Taiwan intensifica sua preparação militar com exercícios de ataque costeiro supervisionados pelo presidente Lai Ching-te, em resposta à pressão da China sobre a ilha.
Taiwan dá sinais claros de resistência à crescente pressão da China. Neste sábado (8), o presidente Lai Ching-te supervisionou pessoalmente exercícios de ataque costeiro, embarcando em um barco de ataque equipado com mísseis na base naval de Kaohsiung, no sul do país. A manobra faz parte dos exercícios militares anuais Han Kuang, que começaram na quarta-feira e têm duração de 10 dias, focados em testar a prontidão das forças armadas para repelir uma possível invasão chinesa.
Taiwan contra-ataca em meio a ameaças chinesas
A China insiste que Taiwan é parte de seu território e não hesitará em usar a força para garantir o controle da ilha governada democraticamente. Em resposta, Taiwan insiste em sua soberania e intensifica os treinamentos com tropas reais, terreno real e equipamentos reais — incluindo drones que simulam defesas contra ataques aéreos em voo baixo.
Durante a inspeção, o presidente Lai transmitiu uma mensagem clara aos marinheiros: o país enfrenta “ameaças e desafios externos” e deve fortalecer suas defesas para proteger a soberania nacional e a segurança do povo com um poder de combate sólido. Sem mencionar diretamente a China, ele afirmou que o governo dará total apoio às Forças Armadas e à Guarda Costeira para manter o país preparado.

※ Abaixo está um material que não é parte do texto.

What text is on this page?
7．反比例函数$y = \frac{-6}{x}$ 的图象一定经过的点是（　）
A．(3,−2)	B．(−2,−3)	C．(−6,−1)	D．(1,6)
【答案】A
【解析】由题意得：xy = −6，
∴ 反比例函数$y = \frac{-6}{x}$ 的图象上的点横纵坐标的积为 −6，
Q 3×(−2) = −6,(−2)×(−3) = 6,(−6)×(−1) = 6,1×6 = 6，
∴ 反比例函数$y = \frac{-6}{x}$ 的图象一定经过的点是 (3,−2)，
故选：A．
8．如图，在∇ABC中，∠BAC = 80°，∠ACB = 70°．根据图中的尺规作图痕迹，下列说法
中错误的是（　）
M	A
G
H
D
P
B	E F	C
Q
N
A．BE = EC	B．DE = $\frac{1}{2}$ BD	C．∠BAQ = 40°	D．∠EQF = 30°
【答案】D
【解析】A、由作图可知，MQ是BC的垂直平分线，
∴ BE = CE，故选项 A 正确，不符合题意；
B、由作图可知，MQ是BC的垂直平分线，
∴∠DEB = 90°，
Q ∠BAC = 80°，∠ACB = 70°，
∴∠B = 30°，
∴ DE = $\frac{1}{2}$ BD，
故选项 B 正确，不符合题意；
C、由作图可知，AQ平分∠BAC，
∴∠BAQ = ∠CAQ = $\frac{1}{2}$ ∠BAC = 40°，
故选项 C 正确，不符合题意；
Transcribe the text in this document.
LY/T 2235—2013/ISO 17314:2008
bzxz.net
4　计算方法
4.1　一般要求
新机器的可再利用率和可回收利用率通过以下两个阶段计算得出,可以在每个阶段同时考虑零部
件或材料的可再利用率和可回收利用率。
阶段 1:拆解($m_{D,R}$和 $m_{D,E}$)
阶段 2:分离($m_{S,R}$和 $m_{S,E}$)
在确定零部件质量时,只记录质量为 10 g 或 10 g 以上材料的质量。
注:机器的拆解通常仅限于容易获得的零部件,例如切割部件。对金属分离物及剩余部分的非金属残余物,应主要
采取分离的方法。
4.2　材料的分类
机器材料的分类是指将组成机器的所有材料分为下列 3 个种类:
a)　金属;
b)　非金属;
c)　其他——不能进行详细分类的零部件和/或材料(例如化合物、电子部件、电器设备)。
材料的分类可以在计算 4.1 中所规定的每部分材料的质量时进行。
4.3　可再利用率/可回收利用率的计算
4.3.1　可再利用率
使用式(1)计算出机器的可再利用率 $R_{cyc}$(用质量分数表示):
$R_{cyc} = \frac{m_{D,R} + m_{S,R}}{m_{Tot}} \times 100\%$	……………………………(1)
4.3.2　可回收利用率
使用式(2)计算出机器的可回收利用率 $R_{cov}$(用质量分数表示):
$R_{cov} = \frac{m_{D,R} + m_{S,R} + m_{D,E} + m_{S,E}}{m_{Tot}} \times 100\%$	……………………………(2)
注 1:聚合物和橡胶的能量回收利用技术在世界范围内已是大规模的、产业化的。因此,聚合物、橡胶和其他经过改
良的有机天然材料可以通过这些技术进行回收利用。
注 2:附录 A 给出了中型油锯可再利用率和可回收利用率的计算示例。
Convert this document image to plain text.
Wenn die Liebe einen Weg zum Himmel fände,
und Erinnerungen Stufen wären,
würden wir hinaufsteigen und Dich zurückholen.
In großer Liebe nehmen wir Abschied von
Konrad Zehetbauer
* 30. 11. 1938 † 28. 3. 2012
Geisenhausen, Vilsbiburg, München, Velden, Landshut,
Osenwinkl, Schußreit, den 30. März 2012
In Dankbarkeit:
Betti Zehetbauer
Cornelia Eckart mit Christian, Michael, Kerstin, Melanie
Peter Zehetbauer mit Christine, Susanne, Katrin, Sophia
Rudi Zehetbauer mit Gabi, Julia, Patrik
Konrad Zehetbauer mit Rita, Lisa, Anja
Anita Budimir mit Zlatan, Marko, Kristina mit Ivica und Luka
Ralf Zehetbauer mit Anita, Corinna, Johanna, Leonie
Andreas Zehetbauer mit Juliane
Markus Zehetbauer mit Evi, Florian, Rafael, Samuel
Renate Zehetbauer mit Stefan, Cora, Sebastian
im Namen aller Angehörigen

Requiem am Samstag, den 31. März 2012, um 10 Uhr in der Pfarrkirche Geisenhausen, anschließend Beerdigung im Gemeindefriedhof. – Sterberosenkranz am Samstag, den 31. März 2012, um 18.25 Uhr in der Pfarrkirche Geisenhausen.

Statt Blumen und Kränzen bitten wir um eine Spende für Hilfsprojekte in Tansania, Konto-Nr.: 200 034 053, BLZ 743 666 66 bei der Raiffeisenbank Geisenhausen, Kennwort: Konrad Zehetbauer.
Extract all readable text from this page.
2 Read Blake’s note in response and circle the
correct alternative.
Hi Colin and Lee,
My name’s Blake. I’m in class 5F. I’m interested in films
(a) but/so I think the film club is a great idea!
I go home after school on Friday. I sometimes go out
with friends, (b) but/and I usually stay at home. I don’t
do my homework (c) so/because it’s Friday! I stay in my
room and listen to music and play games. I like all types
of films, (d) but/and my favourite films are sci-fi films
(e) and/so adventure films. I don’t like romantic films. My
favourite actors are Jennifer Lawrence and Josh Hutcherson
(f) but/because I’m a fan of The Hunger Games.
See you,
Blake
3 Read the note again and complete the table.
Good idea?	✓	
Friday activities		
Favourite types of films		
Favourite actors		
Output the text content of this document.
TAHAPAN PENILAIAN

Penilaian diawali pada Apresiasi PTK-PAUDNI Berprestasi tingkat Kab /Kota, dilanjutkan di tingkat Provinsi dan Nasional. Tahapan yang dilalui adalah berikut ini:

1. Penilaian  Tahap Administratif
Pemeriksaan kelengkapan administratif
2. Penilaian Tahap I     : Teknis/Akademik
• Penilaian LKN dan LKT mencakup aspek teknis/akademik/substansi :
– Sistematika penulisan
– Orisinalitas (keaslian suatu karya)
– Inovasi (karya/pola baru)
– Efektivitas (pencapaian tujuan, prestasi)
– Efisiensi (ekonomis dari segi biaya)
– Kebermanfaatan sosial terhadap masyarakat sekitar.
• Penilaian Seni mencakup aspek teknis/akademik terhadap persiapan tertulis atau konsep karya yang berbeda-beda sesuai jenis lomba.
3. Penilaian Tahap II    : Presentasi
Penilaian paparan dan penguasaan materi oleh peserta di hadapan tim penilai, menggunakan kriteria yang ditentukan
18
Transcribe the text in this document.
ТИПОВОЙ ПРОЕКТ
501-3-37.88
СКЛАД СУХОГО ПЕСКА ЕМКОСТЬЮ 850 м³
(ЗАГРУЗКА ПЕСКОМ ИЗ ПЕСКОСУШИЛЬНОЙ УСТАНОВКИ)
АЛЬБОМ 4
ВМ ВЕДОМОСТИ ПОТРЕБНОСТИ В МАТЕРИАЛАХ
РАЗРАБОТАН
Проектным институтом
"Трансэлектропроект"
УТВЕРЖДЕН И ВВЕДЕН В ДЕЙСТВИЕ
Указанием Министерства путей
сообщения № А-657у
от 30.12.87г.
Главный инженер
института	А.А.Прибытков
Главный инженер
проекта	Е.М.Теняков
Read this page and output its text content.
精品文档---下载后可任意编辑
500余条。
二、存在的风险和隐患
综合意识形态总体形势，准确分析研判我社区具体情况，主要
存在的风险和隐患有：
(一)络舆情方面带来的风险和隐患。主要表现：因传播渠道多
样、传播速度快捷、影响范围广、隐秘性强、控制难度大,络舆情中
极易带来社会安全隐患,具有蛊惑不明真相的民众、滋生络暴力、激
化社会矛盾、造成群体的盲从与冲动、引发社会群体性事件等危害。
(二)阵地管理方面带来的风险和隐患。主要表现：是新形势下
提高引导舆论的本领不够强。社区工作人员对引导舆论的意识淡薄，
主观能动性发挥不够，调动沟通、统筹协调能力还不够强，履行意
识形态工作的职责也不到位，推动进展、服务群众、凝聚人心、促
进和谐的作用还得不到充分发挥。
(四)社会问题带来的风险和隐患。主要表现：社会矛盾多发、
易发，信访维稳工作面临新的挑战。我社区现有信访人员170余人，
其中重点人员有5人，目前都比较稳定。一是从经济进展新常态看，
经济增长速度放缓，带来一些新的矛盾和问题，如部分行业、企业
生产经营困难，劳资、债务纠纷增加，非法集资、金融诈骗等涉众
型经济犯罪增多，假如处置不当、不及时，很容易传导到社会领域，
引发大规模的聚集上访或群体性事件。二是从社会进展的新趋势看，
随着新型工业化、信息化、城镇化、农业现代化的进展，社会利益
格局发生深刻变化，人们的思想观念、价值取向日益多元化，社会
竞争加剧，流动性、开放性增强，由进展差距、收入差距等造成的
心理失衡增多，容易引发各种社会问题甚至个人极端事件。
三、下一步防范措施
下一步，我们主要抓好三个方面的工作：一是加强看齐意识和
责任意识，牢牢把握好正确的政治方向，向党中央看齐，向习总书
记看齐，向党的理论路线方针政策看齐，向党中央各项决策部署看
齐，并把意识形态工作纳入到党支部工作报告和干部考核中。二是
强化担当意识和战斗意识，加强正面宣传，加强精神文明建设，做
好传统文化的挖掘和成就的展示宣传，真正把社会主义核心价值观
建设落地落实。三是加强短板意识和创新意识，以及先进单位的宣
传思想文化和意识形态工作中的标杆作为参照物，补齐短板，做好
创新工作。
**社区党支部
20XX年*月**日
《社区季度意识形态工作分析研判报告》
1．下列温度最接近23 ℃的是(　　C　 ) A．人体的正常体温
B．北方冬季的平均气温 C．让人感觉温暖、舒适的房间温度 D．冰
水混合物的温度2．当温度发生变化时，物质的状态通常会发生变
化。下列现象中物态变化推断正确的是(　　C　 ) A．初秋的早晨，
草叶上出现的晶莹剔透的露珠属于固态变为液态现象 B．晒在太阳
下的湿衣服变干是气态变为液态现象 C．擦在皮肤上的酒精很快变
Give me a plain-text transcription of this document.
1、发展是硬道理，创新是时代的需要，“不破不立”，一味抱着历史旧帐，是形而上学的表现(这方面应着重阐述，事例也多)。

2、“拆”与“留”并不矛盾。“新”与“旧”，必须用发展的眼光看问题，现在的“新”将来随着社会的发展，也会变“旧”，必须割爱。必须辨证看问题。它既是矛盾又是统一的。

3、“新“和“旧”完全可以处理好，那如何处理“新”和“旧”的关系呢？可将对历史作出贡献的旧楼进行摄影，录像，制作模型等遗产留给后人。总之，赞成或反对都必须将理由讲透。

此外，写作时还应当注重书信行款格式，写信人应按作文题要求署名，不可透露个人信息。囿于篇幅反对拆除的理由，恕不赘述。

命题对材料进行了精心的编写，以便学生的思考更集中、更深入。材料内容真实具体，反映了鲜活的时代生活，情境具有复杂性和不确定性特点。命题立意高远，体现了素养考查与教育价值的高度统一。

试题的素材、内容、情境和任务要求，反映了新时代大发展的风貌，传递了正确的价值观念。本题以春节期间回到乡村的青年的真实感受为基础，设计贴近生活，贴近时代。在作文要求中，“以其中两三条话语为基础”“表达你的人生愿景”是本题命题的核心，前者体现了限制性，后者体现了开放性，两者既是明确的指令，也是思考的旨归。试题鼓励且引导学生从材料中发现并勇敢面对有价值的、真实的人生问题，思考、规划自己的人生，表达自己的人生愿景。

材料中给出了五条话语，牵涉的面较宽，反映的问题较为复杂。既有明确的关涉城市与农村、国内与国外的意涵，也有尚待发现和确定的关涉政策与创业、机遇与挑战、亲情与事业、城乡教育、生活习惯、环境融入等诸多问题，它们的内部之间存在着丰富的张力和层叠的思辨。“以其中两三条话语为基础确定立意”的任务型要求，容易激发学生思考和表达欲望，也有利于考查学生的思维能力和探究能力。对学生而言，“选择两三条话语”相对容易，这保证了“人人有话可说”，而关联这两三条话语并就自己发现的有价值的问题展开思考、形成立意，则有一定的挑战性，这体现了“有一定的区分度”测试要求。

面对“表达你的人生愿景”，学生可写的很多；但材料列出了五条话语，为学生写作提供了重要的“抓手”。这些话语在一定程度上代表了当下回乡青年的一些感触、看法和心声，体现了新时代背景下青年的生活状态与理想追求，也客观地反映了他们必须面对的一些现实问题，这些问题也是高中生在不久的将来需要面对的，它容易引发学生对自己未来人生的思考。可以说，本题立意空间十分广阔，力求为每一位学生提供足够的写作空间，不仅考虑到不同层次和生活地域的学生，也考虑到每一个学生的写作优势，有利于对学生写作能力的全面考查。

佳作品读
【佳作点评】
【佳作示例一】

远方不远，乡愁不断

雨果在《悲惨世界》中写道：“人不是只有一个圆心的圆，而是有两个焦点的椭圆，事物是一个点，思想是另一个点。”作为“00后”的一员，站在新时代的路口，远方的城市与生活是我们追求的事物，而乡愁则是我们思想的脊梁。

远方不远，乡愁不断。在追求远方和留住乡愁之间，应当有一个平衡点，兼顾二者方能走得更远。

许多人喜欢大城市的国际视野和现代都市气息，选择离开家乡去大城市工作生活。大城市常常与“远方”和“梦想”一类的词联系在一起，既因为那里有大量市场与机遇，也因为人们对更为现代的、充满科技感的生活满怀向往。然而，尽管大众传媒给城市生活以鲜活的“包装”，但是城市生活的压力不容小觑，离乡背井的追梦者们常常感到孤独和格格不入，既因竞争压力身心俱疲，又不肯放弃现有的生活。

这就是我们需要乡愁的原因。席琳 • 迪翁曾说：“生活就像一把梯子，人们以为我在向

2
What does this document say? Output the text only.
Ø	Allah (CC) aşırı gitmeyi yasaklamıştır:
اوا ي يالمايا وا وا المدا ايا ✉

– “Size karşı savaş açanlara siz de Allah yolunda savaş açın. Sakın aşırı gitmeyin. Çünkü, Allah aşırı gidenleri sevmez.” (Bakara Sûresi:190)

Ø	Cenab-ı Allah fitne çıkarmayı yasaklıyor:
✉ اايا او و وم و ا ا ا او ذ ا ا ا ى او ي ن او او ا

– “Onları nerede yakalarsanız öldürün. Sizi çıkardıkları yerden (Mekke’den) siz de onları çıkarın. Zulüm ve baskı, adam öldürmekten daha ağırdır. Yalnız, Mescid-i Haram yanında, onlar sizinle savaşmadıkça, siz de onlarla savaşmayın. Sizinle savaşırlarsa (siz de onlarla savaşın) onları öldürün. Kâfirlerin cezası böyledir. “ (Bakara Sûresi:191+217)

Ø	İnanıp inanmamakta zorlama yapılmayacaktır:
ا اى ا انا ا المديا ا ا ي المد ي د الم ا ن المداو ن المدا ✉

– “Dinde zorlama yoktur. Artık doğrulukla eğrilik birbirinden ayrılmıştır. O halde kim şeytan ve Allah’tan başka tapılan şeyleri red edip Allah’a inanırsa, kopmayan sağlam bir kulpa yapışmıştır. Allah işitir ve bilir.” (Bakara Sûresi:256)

Pressão, prontidão e jogo de poder
A demonstração de força vem em um momento de tensões crescentes no Estreito de Taiwan, palco de disputas geopolíticas que envolvem não só Pequim e Taipei, mas também potências globais interessadas na estabilidade regional. Os exercícios Han Kuang funcionam como um aviso claro da determinação taiwanesa em resistir a qualquer tentativa de invasão, mostrando que o país está longe de se intimidar diante das ameaças chinesas.
A postura dura de Taiwan, simbolizada na presença do presidente Lai no campo de batalha simbólico, expõe a contradição entre a vontade chinesa de domínio e a aspiração taiwanesa por autonomia. Em um cenário de crescente militarização, a ilha reforça seu compromisso com a defesa nacional, em um jogo de poder onde qualquer vacilo pode ter consequências graves para a ordem regional.